En primer lugar, la expansión de la red de pequeños mercados urbanos en las grandes ciudades. La competencia será dura en este terreno donde abundan los pequeños distribuidores que se manejan en la informalidad y tiran los precios hacia abajo. Casino anunció la apertura de un centenar de Mini Mercado Extra este año en Brasil. 

El otro vector será regional. “Brasil es un mercado enorme con una tasa de penetración de la distribución moderna relativamente baja”, señala Pierre-Edouard Boudot, analista financiero especializado en temas de gran distribución de la consultora Natixis. Regiones apartadas como el Nordeste, donde los grandes grupos de distribución aún no están tan presentes, son una tierra de oportunidades. 

Pero el verdadero as bajo la manga de Carrefour se llama Atacadão, un mayorista brasileño, especialista del formato cash & carry. Adquirido por el grupo francés en 2007, genera la mayor parte del crecimiento de Carrefour Brasil. 

“Se trata de un concepto original, que ya tenía un tamaño crítico”, estima Olivier Macard sobre la compra de este activo. “En aquel momento se evaluó como algo complementario, con resultados prometedores, muy interesantes. Una verdadera oportunidad para Carrefour en relación con su posicionamiento en el mercado brasileño”.

Atacadão nació en 1962 y abrió su primera tienda en São Paulo en 1975, el mismo año en que Carrefour entró en Brasil. En la actualidad cuenta con 90 locales. “Los precios son atractivos para una clientela formada por dueños de pequeñas tiendas independientes y consumidores sensibles al nivel de precios. Es lo que explica el éxito de Atacadão”, precisa Gildas Aitamer, de Planet Retail.
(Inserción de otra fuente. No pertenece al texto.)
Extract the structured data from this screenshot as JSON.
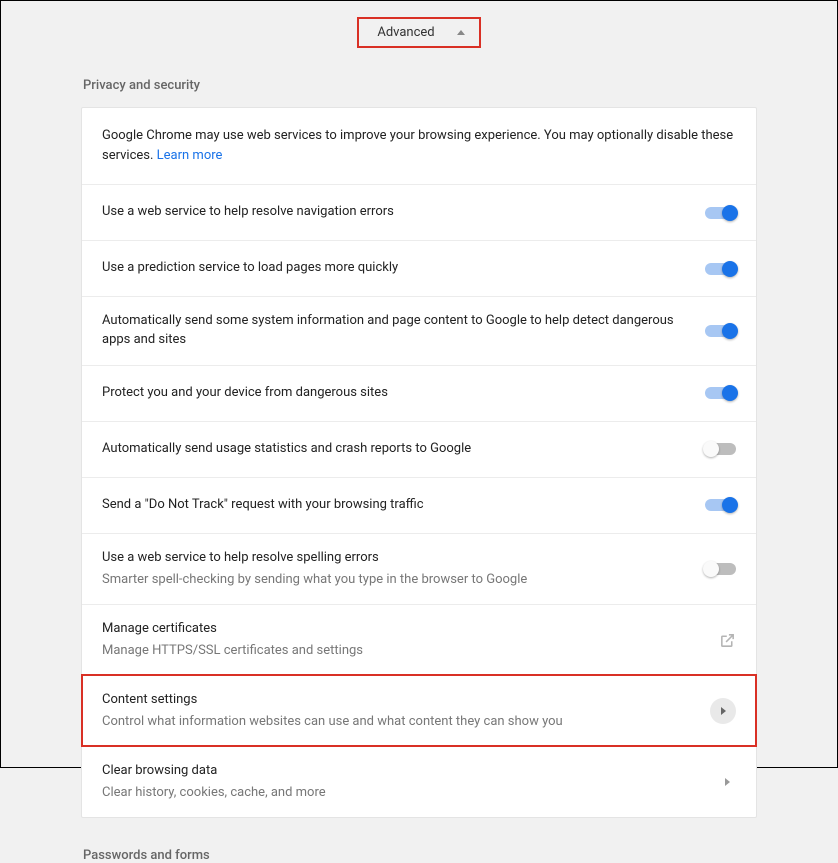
{
  "advanced_label": "Advanced",
  "section_privacy": "Privacy and security",
  "intro_text": "Google Chrome may use web services to improve your browsing experience. You may optionally disable these services. ",
  "intro_link": "Learn more",
  "rows": {
    "nav_errors": {
      "title": "Use a web service to help resolve navigation errors"
    },
    "prediction": {
      "title": "Use a prediction service to load pages more quickly"
    },
    "safe_content": {
      "title": "Automatically send some system information and page content to Google to help detect dangerous apps and sites"
    },
    "protect": {
      "title": "Protect you and your device from dangerous sites"
    },
    "usage_stats": {
      "title": "Automatically send usage statistics and crash reports to Google"
    },
    "dnt": {
      "title": "Send a \"Do Not Track\" request with your browsing traffic"
    },
    "spelling": {
      "title": "Use a web service to help resolve spelling errors",
      "sub": "Smarter spell-checking by sending what you type in the browser to Google"
    },
    "certs": {
      "title": "Manage certificates",
      "sub": "Manage HTTPS/SSL certificates and settings"
    },
    "content": {
      "title": "Content settings",
      "sub": "Control what information websites can use and what content they can show you"
    },
    "clear": {
      "title": "Clear browsing data",
      "sub": "Clear history, cookies, cache, and more"
    }
  },
  "section_passwords": "Passwords and forms"
}
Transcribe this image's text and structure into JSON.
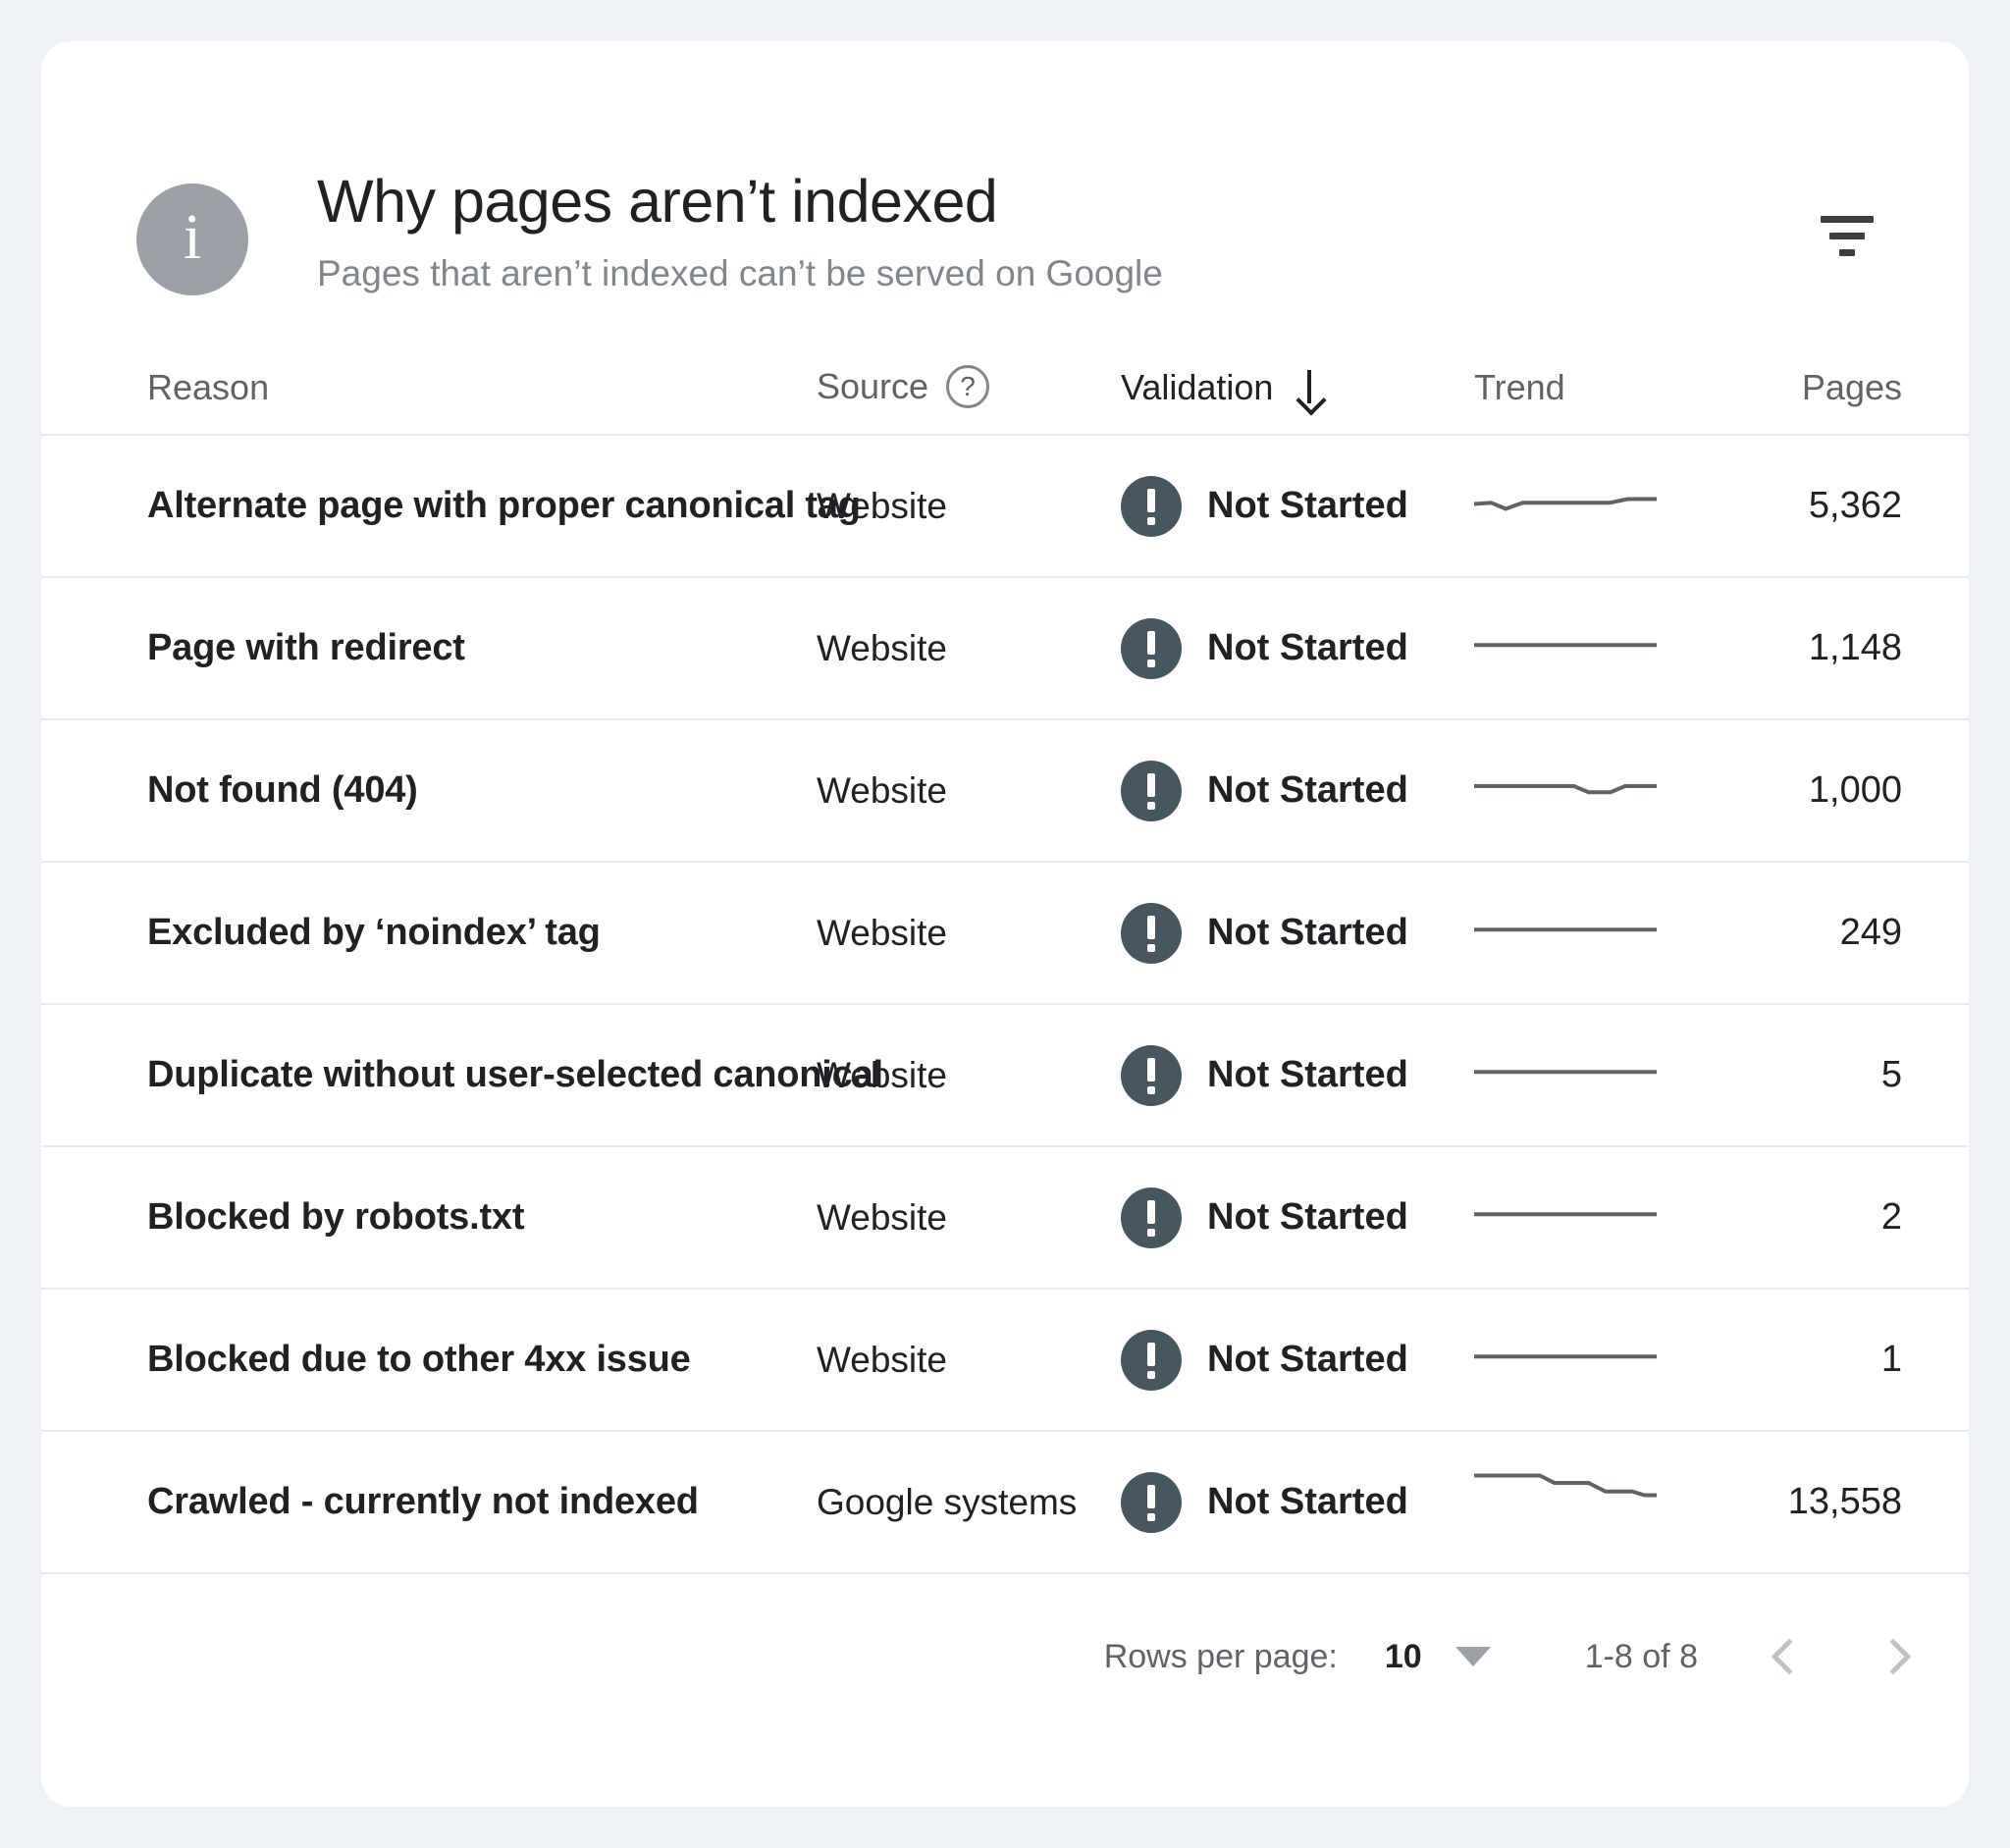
{
  "header": {
    "icon": "info-icon",
    "title": "Why pages aren’t indexed",
    "subtitle": "Pages that aren’t indexed can’t be served on Google",
    "filter_icon": "filter-icon"
  },
  "table": {
    "columns": {
      "reason": "Reason",
      "source": "Source",
      "source_help_icon": "?",
      "validation": "Validation",
      "validation_sort": "descending",
      "trend": "Trend",
      "pages": "Pages"
    },
    "rows": [
      {
        "reason": "Alternate page with proper canonical tag",
        "source": "Website",
        "validation": "Not Started",
        "status_icon": "exclamation-icon",
        "pages": "5,362",
        "trend": "0,26 14,25 26,30 40,25 112,25 126,22 150,22"
      },
      {
        "reason": "Page with redirect",
        "source": "Website",
        "validation": "Not Started",
        "status_icon": "exclamation-icon",
        "pages": "1,148",
        "trend": "0,25 150,25"
      },
      {
        "reason": "Not found (404)",
        "source": "Website",
        "validation": "Not Started",
        "status_icon": "exclamation-icon",
        "pages": "1,000",
        "trend": "0,24 82,24 94,29 112,29 124,24 150,24"
      },
      {
        "reason": "Excluded by ‘noindex’ tag",
        "source": "Website",
        "validation": "Not Started",
        "status_icon": "exclamation-icon",
        "pages": "249",
        "trend": "0,25 150,25"
      },
      {
        "reason": "Duplicate without user-selected canonical",
        "source": "Website",
        "validation": "Not Started",
        "status_icon": "exclamation-icon",
        "pages": "5",
        "trend": "0,25 150,25"
      },
      {
        "reason": "Blocked by robots.txt",
        "source": "Website",
        "validation": "Not Started",
        "status_icon": "exclamation-icon",
        "pages": "2",
        "trend": "0,25 150,25"
      },
      {
        "reason": "Blocked due to other 4xx issue",
        "source": "Website",
        "validation": "Not Started",
        "status_icon": "exclamation-icon",
        "pages": "1",
        "trend": "0,25 150,25"
      },
      {
        "reason": "Crawled - currently not indexed",
        "source": "Google systems",
        "validation": "Not Started",
        "status_icon": "exclamation-icon",
        "pages": "13,558",
        "trend": "0,6 54,6 66,12 94,12 108,19 130,19 140,22 150,22"
      }
    ]
  },
  "footer": {
    "rows_per_page_label": "Rows per page:",
    "rows_per_page_value": "10",
    "range": "1-8 of 8",
    "prev_icon": "chevron-left-icon",
    "next_icon": "chevron-right-icon"
  },
  "colors": {
    "page_background": "#eef1f6",
    "card_background": "#ffffff",
    "status_icon": "#47575f",
    "info_icon": "#9aa0a6",
    "divider": "#e8eaed",
    "text_primary": "#202124",
    "text_secondary": "#5f6368",
    "trend_line": "#5f6368"
  }
}
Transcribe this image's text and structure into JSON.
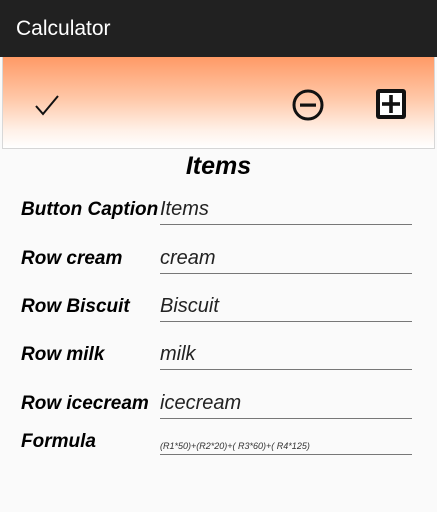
{
  "app": {
    "title": "Calculator"
  },
  "toolbar": {
    "confirm_icon": "checkmark-icon",
    "remove_icon": "minus-circle-icon",
    "add_icon": "plus-square-icon",
    "gradient_top": "#ff9a66"
  },
  "section": {
    "title": "Items"
  },
  "form": {
    "rows": [
      {
        "label": "Button Caption",
        "value": "Items"
      },
      {
        "label": "Row cream",
        "value": "cream"
      },
      {
        "label": "Row Biscuit",
        "value": "Biscuit"
      },
      {
        "label": "Row milk",
        "value": "milk"
      },
      {
        "label": "Row icecream",
        "value": "icecream"
      },
      {
        "label": "Formula",
        "value": "(R1*50)+(R2*20)+( R3*60)+( R4*125)"
      }
    ]
  }
}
Consciente de la especificidad de este formato, la dirección de Carrefour ha dado desde un principio más libertad de gestión a sus equipos locales. “Atacadão es la joya de la Corona. Se trata de un modelo propiamente brasileño, pero que se puede exportar a otras zonas del mundo”, explica Pierre-Edouard Boudot, de Natixis. De hecho, Carrefour ha exportado con éxito el formato a Argentina y Marruecos.

Sobre estas líneas trabaja la cadena para diseñar su nueva estrategia en Brasil con una idea en mente: acelerar la expansión antes que el mercado se sature. Walmart, Casino y Cencosud avanzan con el mismo objetivo: invertir ahora para no perder el tren. Los analistas coinciden que en cinco años será demasiado tarde.